アニメ「チ。-地球の運動について―」(毎週土曜深夜11:45-0:10 ※初回は1話&2話連続放送、NHK総合/Netflix・ABEMAで配信)が10月5日より放送を開始した。本作は魚豊による同名漫画を原作としたアニメ作品。地動説の可能性を信じ、証明することに自らの信念と命を懸けた者たちの物語が描かれていく。重厚なストーリーとあまりにもあっけなく命が刈り取られる胸痛いシーンの連続に、視聴者からは「泣いた」「感情が揺れまくる」という反響の声が相次いだ。(以降、ネタバレが含まれます)
神が作った真理に背く異端の研究――地動説
初回は第1話「『地動説』、とでも呼ぼうか」と、第2話「今から、地球を動かす」を連続放送。開始早々、静寂感のある作画、生爪を剥がす異端審問官の拷問シーンというゾッとした展開によって、本作が内包する重いドラマ性が示される。

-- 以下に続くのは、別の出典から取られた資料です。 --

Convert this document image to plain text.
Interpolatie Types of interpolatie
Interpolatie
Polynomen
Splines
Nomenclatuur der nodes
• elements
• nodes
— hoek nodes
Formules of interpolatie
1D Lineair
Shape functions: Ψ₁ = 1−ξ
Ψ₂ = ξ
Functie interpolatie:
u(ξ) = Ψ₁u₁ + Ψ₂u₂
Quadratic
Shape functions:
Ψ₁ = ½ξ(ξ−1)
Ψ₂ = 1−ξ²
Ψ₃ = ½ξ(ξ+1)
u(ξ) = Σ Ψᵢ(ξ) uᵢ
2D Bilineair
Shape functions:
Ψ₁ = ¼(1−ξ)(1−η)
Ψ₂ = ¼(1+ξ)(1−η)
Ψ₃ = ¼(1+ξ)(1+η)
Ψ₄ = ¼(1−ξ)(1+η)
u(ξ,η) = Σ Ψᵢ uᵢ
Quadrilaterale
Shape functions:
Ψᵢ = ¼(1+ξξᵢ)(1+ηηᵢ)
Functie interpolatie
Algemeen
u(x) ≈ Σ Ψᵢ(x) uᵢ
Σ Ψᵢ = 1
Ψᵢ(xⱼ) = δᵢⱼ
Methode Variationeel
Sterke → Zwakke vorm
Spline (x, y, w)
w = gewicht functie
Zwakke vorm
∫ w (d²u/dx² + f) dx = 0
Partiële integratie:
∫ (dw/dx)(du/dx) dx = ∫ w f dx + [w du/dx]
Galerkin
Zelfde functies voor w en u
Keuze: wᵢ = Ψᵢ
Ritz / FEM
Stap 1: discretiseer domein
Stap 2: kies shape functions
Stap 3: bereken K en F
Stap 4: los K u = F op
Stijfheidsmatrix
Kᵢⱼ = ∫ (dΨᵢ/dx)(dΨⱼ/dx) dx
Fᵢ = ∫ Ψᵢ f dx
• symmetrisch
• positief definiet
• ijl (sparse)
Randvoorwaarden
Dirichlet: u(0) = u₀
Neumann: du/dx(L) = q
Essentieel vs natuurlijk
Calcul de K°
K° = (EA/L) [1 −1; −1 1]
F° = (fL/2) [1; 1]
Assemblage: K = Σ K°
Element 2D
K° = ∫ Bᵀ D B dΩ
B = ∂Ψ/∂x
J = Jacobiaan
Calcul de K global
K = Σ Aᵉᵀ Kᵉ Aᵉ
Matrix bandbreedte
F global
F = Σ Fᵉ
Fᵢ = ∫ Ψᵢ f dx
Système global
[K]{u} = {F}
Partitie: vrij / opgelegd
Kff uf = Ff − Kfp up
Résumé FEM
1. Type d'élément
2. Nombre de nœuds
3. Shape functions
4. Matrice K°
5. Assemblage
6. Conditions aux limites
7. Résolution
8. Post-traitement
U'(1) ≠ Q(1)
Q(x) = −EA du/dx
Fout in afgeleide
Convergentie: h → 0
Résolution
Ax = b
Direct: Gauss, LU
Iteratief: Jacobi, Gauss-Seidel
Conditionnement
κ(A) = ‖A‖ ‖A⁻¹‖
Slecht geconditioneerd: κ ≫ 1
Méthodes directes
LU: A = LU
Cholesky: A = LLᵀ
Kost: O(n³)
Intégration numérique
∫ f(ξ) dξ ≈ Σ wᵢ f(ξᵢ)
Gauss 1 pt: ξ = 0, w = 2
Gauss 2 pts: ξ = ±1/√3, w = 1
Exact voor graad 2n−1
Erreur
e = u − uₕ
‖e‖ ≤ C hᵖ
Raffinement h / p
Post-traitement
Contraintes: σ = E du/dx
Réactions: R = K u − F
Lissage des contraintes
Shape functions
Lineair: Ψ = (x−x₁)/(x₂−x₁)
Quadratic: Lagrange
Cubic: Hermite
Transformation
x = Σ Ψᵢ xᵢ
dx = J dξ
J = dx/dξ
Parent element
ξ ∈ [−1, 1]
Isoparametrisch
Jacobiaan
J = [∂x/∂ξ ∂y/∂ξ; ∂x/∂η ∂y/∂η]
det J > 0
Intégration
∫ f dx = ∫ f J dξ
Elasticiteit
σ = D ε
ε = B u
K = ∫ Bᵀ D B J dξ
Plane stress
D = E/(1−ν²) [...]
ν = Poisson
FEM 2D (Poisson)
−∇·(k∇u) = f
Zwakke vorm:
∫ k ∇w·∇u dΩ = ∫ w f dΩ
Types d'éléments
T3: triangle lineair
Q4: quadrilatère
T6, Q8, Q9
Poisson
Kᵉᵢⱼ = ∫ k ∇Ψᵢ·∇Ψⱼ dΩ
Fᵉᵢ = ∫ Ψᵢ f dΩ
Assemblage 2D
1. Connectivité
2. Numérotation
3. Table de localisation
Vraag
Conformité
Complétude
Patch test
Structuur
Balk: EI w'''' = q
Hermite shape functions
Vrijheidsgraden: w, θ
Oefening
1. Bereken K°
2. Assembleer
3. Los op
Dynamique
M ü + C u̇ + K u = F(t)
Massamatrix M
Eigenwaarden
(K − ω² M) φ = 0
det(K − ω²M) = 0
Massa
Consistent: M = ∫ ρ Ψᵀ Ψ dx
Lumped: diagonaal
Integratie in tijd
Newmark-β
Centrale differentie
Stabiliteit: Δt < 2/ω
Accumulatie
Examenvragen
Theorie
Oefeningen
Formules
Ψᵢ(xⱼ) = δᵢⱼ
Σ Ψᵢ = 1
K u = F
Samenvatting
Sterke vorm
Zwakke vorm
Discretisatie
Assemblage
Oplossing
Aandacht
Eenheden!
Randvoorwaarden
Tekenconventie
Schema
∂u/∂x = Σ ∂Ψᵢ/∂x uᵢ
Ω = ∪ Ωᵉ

本作はフィクションではあるが、時代背景は実際の史実を下敷きにしたものだ。15世紀(西暦1401年~)のこの時代、ヨーロッパでは聖書の教えこそが絶対の真理とされ、その教えに背く行為や理(ことわり)をくつがえすような研究をする者は異端者とされ、見つかれば重罪が待っていた。
主人公ラファウ(CV.坂本真綾)が学ぶ天文学も、危うい学問の1つである。現代でこそ地球は自転しながら太陽の周りを公転しているということが科学的に証明されているが、15世紀ではそうではない。神が作った宇宙の中心にあるのが、人が住む地球。空の星々や太陽は、地球を中心にして動いているという天動説が教会の唱える唯一の真理だった。
ラファウの天文見識も天動説に沿うものであったが、ある日、父の知人であるフベルト(CV.速水奨)という男性と出会ってから、教会が説く真理に揺らぎを覚えはじめる。改心したとウソをついて、解放を得た異端者のフベルト。彼の研究も天文学であったが、唱える説は天動説を否定する異端の学説。地球は自転と公転をしながら太陽の周りを回っていると語り、フベルトはこれを「地動説」と呼んだ。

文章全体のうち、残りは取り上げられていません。